Borealis 15.12.25

Borealis has partnered with EU-funded Project ELECTRO to help enable circular feedstocks. The initiative brings together universities, research institutes and industry players to develop electrified, high-efficiency recycling technologies capable of turning low-quality waste into premium raw materials.

Project ELECTRO aims to develop electrified thermochemical processes that transform mixed and hard-to-recycle waste, including multi-layer packaging and contaminated plastics, into high-purity olefins such as ethylene and propylene. By using renewable electricity instead of fossil-based energy, ELECTRO says it targets up to a 90% reduction in greenhouse gas emissions, matching the ambition of the EU’s circularity and decarbonization agenda.

Borealis states that its contributions to the project include evaluating full-range pyrolysis oil (pyoil) and its fractions; optimizing circular hydrocarbon mixtures for large-scale cracking; developing cracking strategies tailored to diverse pyoil qualities and applying prefractionation, advanced filtration, and quality assessments to improve process performance.

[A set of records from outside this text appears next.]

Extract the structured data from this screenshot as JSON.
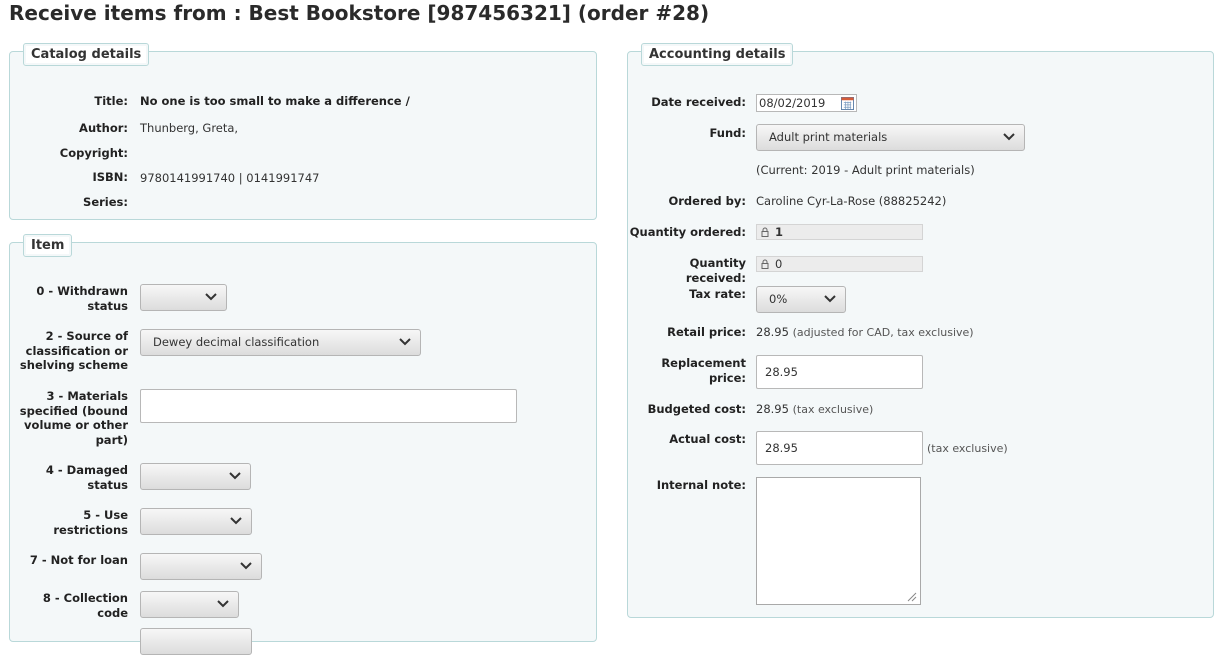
{
  "page": {
    "title": "Receive items from : Best Bookstore [987456321] (order #28)"
  },
  "catalog": {
    "legend": "Catalog details",
    "fields": [
      {
        "label": "Title:",
        "value": "No one is too small to make a difference /"
      },
      {
        "label": "Author:",
        "value": "Thunberg, Greta,"
      },
      {
        "label": "Copyright:",
        "value": ""
      },
      {
        "label": "ISBN:",
        "value": "9780141991740 | 0141991747"
      },
      {
        "label": "Series:",
        "value": ""
      }
    ]
  },
  "item": {
    "legend": "Item",
    "fields": [
      {
        "label": "0 - Withdrawn status",
        "value": ""
      },
      {
        "label": "2 - Source of classification or shelving scheme",
        "value": "Dewey decimal classification"
      },
      {
        "label": "3 - Materials specified (bound volume or other part)",
        "value": ""
      },
      {
        "label": "4 - Damaged status",
        "value": ""
      },
      {
        "label": "5 - Use restrictions",
        "value": ""
      },
      {
        "label": "7 - Not for loan",
        "value": ""
      },
      {
        "label": "8 - Collection code",
        "value": ""
      }
    ]
  },
  "accounting": {
    "legend": "Accounting details",
    "date_received": {
      "label": "Date received:",
      "value": "08/02/2019"
    },
    "fund": {
      "label": "Fund:",
      "value": "Adult print materials",
      "current": "(Current: 2019 - Adult print materials)"
    },
    "ordered_by": {
      "label": "Ordered by:",
      "value": "Caroline Cyr-La-Rose (88825242)"
    },
    "quantity_ordered": {
      "label": "Quantity ordered:",
      "value": "1"
    },
    "quantity_received": {
      "label": "Quantity received:",
      "value": "0"
    },
    "tax_rate": {
      "label": "Tax rate:",
      "value": "0%"
    },
    "retail_price": {
      "label": "Retail price:",
      "value": "28.95",
      "note": "(adjusted for CAD, tax exclusive)"
    },
    "replacement_price": {
      "label": "Replacement price:",
      "value": "28.95"
    },
    "budgeted_cost": {
      "label": "Budgeted cost:",
      "value": "28.95",
      "note": "(tax exclusive)"
    },
    "actual_cost": {
      "label": "Actual cost:",
      "value": "28.95",
      "note": "(tax exclusive)"
    },
    "internal_note": {
      "label": "Internal note:",
      "value": ""
    }
  },
  "icons": {
    "calendar": "calendar-icon",
    "chevron": "chevron-down-icon",
    "lock": "lock-icon",
    "resize": "resize-grip-icon"
  }
}
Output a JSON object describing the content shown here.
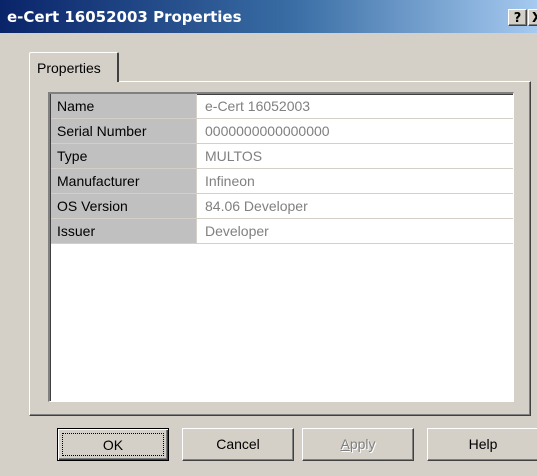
{
  "window": {
    "title": "e-Cert 16052003 Properties",
    "help_glyph": "?",
    "close_glyph": "X"
  },
  "tabs": [
    {
      "label": "Properties",
      "selected": true
    }
  ],
  "properties": [
    {
      "name": "Name",
      "value": "e-Cert 16052003"
    },
    {
      "name": "Serial Number",
      "value": "0000000000000000"
    },
    {
      "name": "Type",
      "value": "MULTOS"
    },
    {
      "name": "Manufacturer",
      "value": "Infineon"
    },
    {
      "name": "OS Version",
      "value": "84.06 Developer"
    },
    {
      "name": "Issuer",
      "value": "Developer"
    }
  ],
  "buttons": {
    "ok": "OK",
    "cancel": "Cancel",
    "apply_first": "A",
    "apply_rest": "pply",
    "help": "Help"
  }
}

The company also connects Project ELECTRO with Project STOP - the waste management initiative co-founded by Borealis and Systemiq in 2017. Household plastics collected in Indonesia through Project STOP are used in ELECTRO’s research, allowing the consortium to test the viability of chemical recycling on challenging, low-value waste streams.

In April this year, VTT and LUT University claimed to have converted biogenic carbon dioxide from waste incineration and the forest industry into polypropylene, polyethylene, and other ‘high-value-added’ products, following a three-year carbon capture and utilization project. The project sought to discover how different technologies could create renewable plastic raw materials using carbon dioxide and green hydrogen.

More recently, Indaver announced that its Plastics2Chemicals installation in Antwerp is producing chemically recycled raw materials for ‘virgin quality’ packaging applications, with an anticipated annual capacity of 26kT. Plastics2Chemicals utilizes Indaver’s thermal depolymerization technology to break polymers down into monomers, which are then purified and distilled in preparation for use in contact-sensitive applications.